On m’avait signalé qu’il rôdait souvent autour de mon bureau, mais je n’avais jamais eu l’occasion de l’apercevoir. Il savait, parce que les collègues éducateurs et enseignants savaient très bien dire ces choses-là, que là, dans ce bureau, comme dans celui de mon collègue Thierrry, on pouvait venir rencontrer quelqu’un, quelqu’un qui n’était là que pour vous écouter, et garder le secret (un petit patient déclara un jour à sa maman que mon métier c’était « secrétaire », parce que je gardais les secrets).

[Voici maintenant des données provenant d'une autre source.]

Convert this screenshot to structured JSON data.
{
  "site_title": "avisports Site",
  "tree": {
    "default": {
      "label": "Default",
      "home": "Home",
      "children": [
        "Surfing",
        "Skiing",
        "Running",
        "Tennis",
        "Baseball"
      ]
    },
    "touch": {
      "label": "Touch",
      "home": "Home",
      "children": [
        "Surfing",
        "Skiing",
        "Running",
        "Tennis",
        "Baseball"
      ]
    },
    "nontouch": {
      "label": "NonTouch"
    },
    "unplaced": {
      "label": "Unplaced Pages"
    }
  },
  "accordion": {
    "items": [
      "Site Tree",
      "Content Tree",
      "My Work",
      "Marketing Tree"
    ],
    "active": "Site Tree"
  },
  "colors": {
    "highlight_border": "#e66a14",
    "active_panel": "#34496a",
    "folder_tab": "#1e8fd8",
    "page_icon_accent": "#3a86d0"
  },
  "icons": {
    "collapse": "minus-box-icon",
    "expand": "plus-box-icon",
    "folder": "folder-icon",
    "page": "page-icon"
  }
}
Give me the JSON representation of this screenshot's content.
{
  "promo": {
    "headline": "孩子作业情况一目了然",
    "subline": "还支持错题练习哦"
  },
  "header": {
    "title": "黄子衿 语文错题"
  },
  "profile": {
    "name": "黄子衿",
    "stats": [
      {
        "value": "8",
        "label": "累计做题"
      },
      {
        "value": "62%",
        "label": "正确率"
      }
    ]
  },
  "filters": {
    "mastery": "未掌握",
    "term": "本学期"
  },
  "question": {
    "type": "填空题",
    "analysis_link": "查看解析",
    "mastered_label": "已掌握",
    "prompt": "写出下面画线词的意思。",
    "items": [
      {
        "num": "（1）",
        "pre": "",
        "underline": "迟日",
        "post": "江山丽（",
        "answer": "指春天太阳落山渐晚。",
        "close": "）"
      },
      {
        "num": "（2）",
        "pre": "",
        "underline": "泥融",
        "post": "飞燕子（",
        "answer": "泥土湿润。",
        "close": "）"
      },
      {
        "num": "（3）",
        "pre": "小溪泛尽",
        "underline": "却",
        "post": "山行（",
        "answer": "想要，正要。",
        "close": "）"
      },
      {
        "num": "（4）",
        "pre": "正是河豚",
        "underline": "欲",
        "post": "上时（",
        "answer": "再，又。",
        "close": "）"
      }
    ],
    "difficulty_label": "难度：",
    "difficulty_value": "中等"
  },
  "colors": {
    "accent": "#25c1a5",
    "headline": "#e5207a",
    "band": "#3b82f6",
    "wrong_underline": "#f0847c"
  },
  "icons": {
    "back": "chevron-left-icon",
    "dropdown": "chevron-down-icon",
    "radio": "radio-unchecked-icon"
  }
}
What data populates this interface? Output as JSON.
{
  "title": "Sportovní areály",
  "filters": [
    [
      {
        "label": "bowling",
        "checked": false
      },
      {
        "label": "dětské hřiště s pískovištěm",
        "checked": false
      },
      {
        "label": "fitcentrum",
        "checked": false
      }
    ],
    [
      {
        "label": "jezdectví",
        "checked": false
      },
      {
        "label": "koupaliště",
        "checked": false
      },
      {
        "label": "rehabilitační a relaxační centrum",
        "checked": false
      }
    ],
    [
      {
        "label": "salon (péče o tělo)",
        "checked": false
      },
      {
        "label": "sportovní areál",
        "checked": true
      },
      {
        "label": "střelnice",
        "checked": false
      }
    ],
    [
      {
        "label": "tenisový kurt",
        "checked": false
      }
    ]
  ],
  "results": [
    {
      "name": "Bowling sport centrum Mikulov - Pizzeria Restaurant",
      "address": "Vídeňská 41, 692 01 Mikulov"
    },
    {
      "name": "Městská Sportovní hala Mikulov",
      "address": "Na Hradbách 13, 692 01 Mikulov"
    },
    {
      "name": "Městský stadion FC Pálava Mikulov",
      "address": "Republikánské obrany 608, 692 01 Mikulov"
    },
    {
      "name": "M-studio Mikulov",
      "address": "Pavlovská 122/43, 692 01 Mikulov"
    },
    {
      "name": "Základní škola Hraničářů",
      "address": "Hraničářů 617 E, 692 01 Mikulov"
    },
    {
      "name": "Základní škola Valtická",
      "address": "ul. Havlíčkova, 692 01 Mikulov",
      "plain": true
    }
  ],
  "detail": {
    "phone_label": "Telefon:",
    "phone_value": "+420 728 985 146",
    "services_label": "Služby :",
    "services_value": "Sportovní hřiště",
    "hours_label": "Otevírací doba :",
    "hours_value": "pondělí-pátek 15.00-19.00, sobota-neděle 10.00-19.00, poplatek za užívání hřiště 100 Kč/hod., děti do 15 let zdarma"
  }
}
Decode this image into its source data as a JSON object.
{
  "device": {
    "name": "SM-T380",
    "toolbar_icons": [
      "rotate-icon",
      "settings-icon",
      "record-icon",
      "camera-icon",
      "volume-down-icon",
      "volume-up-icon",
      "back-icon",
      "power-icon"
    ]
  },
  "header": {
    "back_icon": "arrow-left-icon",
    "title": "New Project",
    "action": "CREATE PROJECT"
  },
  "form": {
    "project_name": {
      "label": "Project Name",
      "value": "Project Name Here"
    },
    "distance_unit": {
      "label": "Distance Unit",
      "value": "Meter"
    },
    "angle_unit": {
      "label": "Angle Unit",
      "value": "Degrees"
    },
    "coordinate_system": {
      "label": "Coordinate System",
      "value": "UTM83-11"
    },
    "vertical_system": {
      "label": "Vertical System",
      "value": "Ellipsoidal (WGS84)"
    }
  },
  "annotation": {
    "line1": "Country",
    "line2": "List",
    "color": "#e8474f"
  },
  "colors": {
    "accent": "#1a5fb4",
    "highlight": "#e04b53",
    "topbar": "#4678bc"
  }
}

J’entendais parler de lui dans certaines réunions. Il ne tenait pas toujours bien en place, au sens littéral du terme : parce que, de place, dans sa tête, il n’en avait pas de fixe ; alors il se baladait à droite à gauche, papillonnait, avait du mal à concentrer son attention sur quelque chose. Sauf, excusez du peu, sur le foot. Ça finissait par agacer les personnes qui travaillaient avec lui, il ne pouvait parler que de ça.
D’autres auraient diagnostiqué « hyperactif », ou mieux encore TDHA, « Trouble déficitaire de l’attention avec hyperactivité ». Mazette, quand on vous colle ça sur la peau, on ne voit plus les taches de rousseur, le regard qui cherche à se brancher sur quelqu’un, QUELQU’UN, quelqu’un, vous entendez ? Quelqu’un qui soit là, qui ne vous demande rien, qui vous accueille, et qui ne cherche pas à vous étiqueter. Moi, comme élément de diagnostic, j’aurais dit « possible identification à un ballon de foot qui, par définition, se balade, donc tout espoir n’est pas perdu », non mais !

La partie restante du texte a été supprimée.